Active colloids in complex fluids

TL;DR

This review discusses recent advances in understanding how active colloids and swimmers behave in complex, non-Newtonian fluids, emphasizing the nonlinear interactions and their implications for collective behavior and transport.

Contribution

It highlights the emerging understanding of active colloids in complex fluids and calls for simple experiments to clarify their complex interactions.

Findings

Fluid rheology significantly affects swimmer gaits and speeds.

Swimmers induce time-dependent, 3D flows that alter fluid properties.

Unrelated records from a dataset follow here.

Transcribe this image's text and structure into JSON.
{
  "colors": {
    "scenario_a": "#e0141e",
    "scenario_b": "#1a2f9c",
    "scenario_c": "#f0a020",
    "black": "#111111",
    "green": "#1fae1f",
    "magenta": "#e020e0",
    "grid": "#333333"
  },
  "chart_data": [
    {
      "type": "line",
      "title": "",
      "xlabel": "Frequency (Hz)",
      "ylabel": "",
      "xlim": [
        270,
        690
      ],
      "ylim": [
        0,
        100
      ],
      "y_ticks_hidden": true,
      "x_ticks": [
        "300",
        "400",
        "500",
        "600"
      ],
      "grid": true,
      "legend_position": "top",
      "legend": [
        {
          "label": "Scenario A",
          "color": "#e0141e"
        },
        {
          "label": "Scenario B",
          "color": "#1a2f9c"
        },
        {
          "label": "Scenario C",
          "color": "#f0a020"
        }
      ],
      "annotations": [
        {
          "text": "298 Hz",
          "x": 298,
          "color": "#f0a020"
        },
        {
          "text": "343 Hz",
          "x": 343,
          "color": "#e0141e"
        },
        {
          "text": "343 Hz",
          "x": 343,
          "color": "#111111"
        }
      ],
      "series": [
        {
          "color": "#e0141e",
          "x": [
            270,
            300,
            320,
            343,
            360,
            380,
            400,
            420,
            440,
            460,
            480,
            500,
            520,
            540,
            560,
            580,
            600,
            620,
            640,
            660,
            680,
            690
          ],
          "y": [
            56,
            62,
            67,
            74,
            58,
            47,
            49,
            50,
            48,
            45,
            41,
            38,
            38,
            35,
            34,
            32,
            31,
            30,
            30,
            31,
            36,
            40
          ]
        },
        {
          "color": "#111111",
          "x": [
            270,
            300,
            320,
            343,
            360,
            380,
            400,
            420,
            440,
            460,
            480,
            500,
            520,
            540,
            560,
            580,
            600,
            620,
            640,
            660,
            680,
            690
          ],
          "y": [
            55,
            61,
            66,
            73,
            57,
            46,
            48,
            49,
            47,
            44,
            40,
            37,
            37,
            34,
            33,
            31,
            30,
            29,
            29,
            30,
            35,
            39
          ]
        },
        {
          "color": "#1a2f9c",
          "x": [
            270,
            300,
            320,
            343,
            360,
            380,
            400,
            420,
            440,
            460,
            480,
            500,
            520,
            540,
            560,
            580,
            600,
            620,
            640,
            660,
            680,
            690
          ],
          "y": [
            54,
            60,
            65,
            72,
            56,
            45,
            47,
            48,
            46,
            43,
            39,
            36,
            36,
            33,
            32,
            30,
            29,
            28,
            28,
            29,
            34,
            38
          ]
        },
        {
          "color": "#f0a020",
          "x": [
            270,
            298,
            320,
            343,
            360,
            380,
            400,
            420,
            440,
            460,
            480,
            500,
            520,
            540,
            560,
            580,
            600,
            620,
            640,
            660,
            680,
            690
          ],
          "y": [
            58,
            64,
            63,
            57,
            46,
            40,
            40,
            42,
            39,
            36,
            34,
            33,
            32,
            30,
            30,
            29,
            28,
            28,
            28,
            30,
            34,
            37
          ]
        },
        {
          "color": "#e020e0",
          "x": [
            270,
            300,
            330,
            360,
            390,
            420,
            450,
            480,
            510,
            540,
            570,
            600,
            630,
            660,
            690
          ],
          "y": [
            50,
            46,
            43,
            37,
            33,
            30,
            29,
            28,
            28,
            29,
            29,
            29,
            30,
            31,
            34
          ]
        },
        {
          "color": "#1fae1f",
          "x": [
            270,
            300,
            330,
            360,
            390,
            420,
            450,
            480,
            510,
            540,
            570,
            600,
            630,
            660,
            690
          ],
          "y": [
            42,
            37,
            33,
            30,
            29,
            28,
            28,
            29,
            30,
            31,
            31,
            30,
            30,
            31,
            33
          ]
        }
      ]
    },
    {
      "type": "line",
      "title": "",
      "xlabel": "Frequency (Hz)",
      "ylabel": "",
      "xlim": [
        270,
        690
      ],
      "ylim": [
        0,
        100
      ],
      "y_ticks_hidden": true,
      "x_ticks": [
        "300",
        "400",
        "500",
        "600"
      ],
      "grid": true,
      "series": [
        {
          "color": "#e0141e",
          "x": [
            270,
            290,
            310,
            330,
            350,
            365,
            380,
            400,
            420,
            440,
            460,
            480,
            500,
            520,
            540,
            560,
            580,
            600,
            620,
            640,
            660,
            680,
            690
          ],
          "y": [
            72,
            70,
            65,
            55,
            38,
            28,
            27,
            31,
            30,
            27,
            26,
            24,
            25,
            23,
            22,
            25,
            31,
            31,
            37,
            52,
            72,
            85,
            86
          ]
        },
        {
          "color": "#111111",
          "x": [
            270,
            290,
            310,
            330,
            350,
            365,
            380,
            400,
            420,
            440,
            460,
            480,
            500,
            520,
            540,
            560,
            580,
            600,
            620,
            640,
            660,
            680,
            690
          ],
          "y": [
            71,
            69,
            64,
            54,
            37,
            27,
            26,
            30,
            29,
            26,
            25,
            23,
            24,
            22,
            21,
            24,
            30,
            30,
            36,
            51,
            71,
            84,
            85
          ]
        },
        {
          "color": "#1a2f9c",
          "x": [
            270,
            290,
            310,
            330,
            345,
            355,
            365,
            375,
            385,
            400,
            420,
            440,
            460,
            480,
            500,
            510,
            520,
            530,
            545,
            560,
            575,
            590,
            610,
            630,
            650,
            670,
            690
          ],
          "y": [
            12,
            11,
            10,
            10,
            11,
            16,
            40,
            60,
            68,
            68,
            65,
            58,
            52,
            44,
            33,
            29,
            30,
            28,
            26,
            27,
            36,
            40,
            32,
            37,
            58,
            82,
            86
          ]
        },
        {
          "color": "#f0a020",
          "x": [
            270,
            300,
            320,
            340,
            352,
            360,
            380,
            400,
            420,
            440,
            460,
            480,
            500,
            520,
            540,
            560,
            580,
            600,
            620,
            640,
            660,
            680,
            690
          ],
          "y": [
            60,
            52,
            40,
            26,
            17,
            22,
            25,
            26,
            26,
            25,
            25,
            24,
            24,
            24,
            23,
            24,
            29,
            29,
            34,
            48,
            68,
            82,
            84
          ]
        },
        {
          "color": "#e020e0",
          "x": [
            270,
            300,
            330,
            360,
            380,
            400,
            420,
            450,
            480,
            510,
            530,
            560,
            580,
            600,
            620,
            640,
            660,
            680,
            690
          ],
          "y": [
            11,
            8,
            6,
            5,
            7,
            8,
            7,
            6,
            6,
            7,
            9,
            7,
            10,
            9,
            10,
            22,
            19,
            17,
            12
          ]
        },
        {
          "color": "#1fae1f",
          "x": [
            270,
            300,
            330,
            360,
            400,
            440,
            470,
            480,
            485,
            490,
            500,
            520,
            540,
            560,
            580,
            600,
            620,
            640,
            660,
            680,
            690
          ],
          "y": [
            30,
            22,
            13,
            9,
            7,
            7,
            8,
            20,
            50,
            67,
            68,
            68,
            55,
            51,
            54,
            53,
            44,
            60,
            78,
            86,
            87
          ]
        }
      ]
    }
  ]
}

Nonlinear coupling influences collective behavior and passive tracer transport.

Abstract

We review recent work on active colloids or swimmers, such as self-propelled microorganisms, phoretic colloidal particles, and artificial micro-robotic systems, moving in fluid-like environments. These environments can be water-like and Newtonian but can frequently contain macromolecules, flexible polymers, soft cells, or hard particles, which impart complex, nonlinear rheological features to the fluid. While significant progress has been made on understanding how active colloids move and interact in Newtonian fluids, little is known on how active colloids behave in complex and non-Newtonian fluids. An emerging literature is starting to show how fluid rheology can dramatically change the gaits and speeds of individual swimmers. Simultaneously, a moving swimmer induces time dependent, three dimensional fluid flows, that can modify the medium (fluid) rheological properties. This two-way, non-linear coupling at microscopic scales has profound implications at meso- and macro-scales: steady state suspension properties, emergent collective behavior, and transport of passive tracer particles. Recent exciting theoretical results and current debate on quantifying these complex active fluids highlight the need for conceptually simple experiments to guide our understanding.